Giselle’s chosen piece Retratos Vivos de Mamá is in Spanish, and Giselle has encouraged us who do not speak the language to translate it in order to get as much of the full effect of it as possible. I used the Google app on my phone to translate the text on my computer screen; though the translations were not perfect, they were accurate enough for me to understand the story. The piece is about the attempt of the author, Carolina López Jiménez, to tell the story of her deceased’s mother’s life, to trace the life she had before her children. The title translates as “Living Portraits of Mama,” which I think is a beautiful way to look at this piece: Jiménez bringing stories, “portraits” of her late mother to life.
I did not have a way of translating the videos or audio snippets, so although I watched and listened to them, I was not able to understand what they were saying. My understanding is based entirely on visuals.
Jiménez speaks about the mother that only she, her brother, and her father knew. She feels for her mother, having to get up every day with the weight of all those she cared for on her shoulders. She speaks about her mother’s last days, the pain and sickness, and the need to remember her mom in a different way. That is why she created this project; to remember her mother and to tell her story beyond illness and beyond motherhood. She wanted to know and share who her mother had been as a person, not just as a mother or a wife. This is an aspect of motherhood that fascinates me…who a mother is BESIDES a mother, what her life was like before she had children. To me, it feels like after you have children, all of society views you entirely differently. Your identity from before is taken away by them, replaced by your identity as a mother. Something that so touches me about this piece, then, is the refusal by the author to let her mother be remembered as ONLY a mother. She realizes that there were other aspects of this woman’s life and does not want to let them be forgotten.
The author expresses her fears of repeating her mother’s life, of becoming what she was, a selfless woman who sort of gave herself up for everyone else. She fears, too, that the disease that killed her mother lurks within her, too. This reminds me of a quote I saw once in a tumblr post, “mothers and daughters existing as wretched mirrors of each other: I am all you could have been and you are all i might be.” And another quote, I believe from eight bites by Carmen Maria Machado: “There’s something about having a mother when you’re a girl.

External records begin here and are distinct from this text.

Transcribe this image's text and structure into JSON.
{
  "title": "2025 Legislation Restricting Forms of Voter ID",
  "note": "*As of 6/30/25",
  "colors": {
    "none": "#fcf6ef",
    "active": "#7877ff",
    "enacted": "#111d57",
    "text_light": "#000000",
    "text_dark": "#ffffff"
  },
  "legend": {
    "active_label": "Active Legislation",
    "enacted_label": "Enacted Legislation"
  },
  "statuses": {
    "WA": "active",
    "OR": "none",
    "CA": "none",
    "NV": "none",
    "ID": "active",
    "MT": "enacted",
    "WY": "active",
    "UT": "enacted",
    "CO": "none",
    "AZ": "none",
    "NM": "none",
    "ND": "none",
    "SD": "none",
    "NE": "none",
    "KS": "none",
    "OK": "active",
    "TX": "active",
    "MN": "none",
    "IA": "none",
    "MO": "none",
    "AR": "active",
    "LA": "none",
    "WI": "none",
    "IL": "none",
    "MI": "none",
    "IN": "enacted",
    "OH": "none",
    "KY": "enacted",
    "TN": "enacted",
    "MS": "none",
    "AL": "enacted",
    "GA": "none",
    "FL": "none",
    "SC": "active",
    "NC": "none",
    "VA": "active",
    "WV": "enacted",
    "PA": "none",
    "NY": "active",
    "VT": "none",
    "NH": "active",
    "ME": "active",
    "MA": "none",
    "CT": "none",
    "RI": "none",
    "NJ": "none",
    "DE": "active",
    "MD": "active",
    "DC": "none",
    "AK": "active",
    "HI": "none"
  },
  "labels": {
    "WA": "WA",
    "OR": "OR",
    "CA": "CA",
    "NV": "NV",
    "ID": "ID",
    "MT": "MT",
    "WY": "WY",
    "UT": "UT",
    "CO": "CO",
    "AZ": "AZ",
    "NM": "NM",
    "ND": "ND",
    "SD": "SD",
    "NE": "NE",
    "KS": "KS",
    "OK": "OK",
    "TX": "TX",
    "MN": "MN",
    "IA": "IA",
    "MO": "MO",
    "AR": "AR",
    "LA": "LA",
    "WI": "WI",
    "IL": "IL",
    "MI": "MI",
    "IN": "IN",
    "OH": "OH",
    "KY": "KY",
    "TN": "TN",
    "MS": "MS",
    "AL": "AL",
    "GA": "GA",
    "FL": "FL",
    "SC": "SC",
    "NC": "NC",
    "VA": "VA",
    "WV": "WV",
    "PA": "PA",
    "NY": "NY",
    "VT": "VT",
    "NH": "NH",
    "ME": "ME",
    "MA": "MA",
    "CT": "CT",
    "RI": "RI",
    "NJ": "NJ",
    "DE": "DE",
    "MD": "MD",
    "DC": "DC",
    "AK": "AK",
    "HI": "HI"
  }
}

It’s crushing. Crushing having a mirror that suffers all on its own.” This thought that mothers and daughters are reflections of each other, that they see themselves in one another and see their own suffering reflected back at them. It’s a theme I’ve been exploring in some of my own stories, and a theme I see in this piece as well.
I also really enjoy the way the piece was set up, made to look like diary entries and a scrapbook and so forth, the way it contained photos and documents from Jiménez’s mother’s life. Its construction as an e-lit piece really let Jiménez showcase all of these things and tell her mother’s story.
Though I only consumed what was ultimately a small part of the entire piece, I was extremely moved by it. It’s a beautiful, touching memorial that I’d love to continue exploring more.
I thoroughly enjoyed How to Rob a Bank’s multimodal storytelling approach. In the way that it utilized different apps to tell the story, it reminded me of epistolary stories, those that are told through letters and/or other types of written ephemera. In a way, it even reminds me of certain exploration-based video games like Gone Home where you explore an environment and piece together a story by reading letters, journal entries, etc and examining objects left behind. I love such ways of a telling a story, so it’s really interesting to explore an e-lit piece that uses similar conventions.
The story itself felt almost parodical, though. It was too unrealistic in a strange way, not really in a compelling way that inspires suspension of disbelief. So, I can’t really say I enjoyed the story of the piece or the way it handled it, but I did enjoy its method of storytelling.